Soft voting (used in some ensemble methods like VotingClassifier) = averaging predicted class probabilities and selecting the class with the highest average probability.
Soft voting is not typically used in bagging, since base learners (like decision trees) often don’t produce probabilities by default.
Pros of Bagging:
Easy to implement using libraries like Scikit-learn with built-in support for ensemble models.
Reduces variance, improving model stability and generalization.
Supports parallel training, making it efficient on large datasets.
Cons of Bagging:
Less interpretable, as combining multiple models makes it harder to explain results.
Increased computational cost due to training many models.
Doesn’t reduce bias, so it’s less effective with underfitting models.
Python Implementation for Bagging
# Import Necessary libraries
from sklearn.ensemble import BaggingClassifier
from sklearn.tree import DecisionTreeClassifier
from sklearn.model_selection import train_test_split
from sklearn.metrics import accuracy_score
from sklearn.preprocessing import StandardScaler
from tensorflow.keras.datasets import fashion_mnist
import numpy as np
import matplotlib.pyplot as plt
# Load Fashion MNIST
(X_train, y_train), (X_test, y_test) = fashion_mnist.load_data()
# Reshape and scale
X_train = X_train.reshape(-1, 28 * 28).astype(np.float32)

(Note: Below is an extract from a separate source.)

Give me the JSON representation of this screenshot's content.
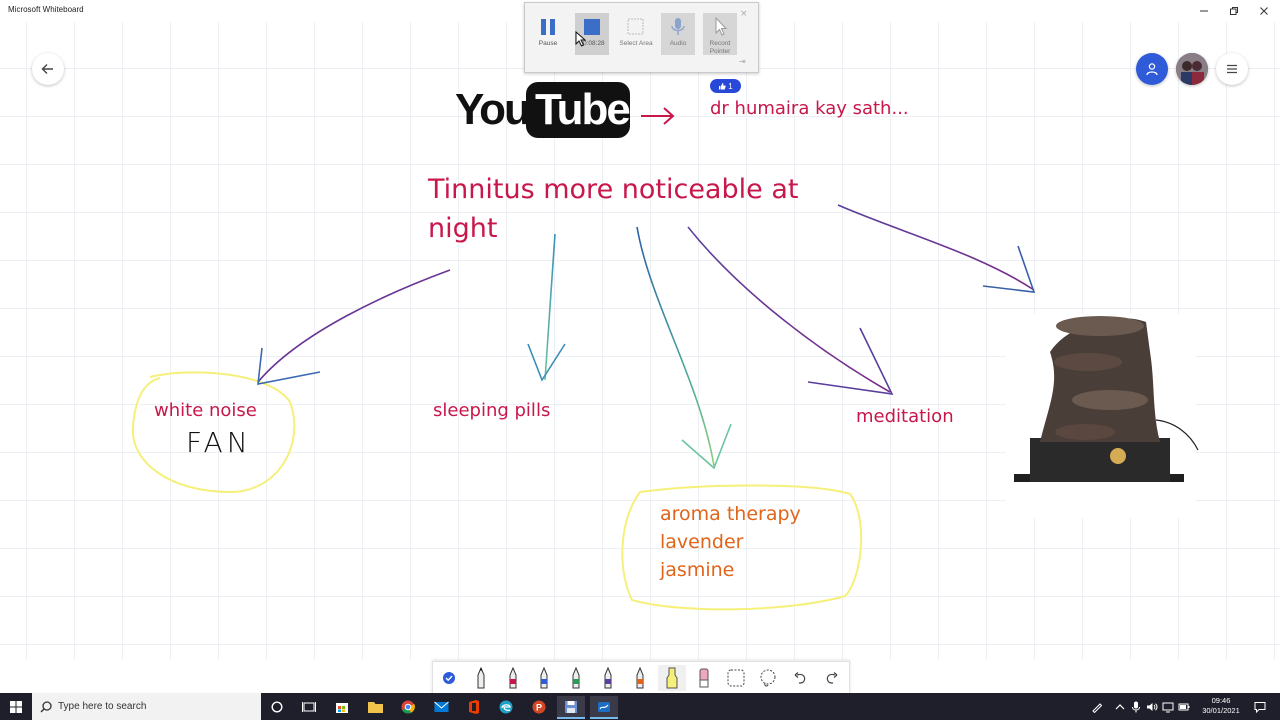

X_test = X_test.reshape(-1, 28 * 28).astype(np.float32)
# Normalize
X_train = X_train / 255.0
X_test = X_test / 255.0
# Define base learner
base_model = DecisionTreeClassifier(max_depth=10)

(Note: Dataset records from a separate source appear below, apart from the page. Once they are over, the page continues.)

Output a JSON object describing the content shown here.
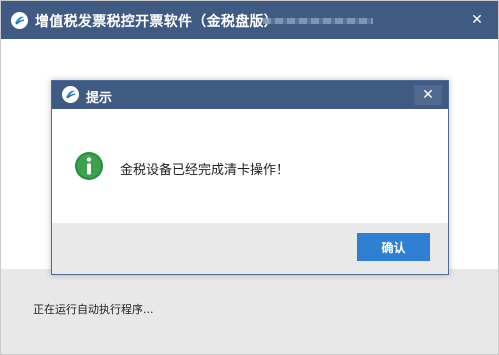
{
  "main_window": {
    "title": "增值税发票税控开票软件（金税盘版）",
    "close_glyph": "✕"
  },
  "status": {
    "text": "正在运行自动执行程序..."
  },
  "dialog": {
    "title": "提示",
    "close_glyph": "✕",
    "message": "金税设备已经完成清卡操作！",
    "ok_label": "确认"
  },
  "colors": {
    "titlebar": "#3f5b84",
    "ok_button": "#2f7fd3",
    "info_icon": "#2c8c3e"
  },
  "icons": {
    "app_logo": "app-logo-icon",
    "info": "info-icon",
    "close": "close-icon"
  }
}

# Define bagging classifier
bagging_clf = BaggingClassifier(
estimator=base_model,
n_estimators=25,
max_samples=0.8,
bootstrap=True,
n_jobs=-1,
random_state=42
)
# Train model
bagging_clf.fit(X_train, y_train)
# Predict and evaluate
y_pred = bagging_clf.predict(X_test)
Bagging_Accuracy = accuracy_score(y_test, y_pred)
# Visualize predictions
fashion_labels = ['T-shirt/top', 'Trouser', 'Pullover', 'Dress', 'Coat',
'Sandal', 'Shirt', 'Sneaker', 'Bag', 'Ankle boot']
# Reshape back to 28x28 for visualization
X_test_images = X_test.reshape(-1, 28, 28)
plt.figure(figsize=(12, 6))
for i in range(5):
plt.subplot(1, 5, i+1)
plt.imshow(X_test_images[i], cmap='gray')
plt.title(f"Predicted: {fashion_labels[y_pred[i]]}\nActual: {fashion_labels[y_test[i]]}",
color='green' if y_pred[i] == y_test[i] else 'red',
fontsize=9)
plt.axis('off')
plt.suptitle(f"Fashion MNIST Predictions using Bagging Classifier\nModel Accuracy: {Bagging_Accuracy:.2%}", y=1.05)
plt.tight_layout()
plt.show()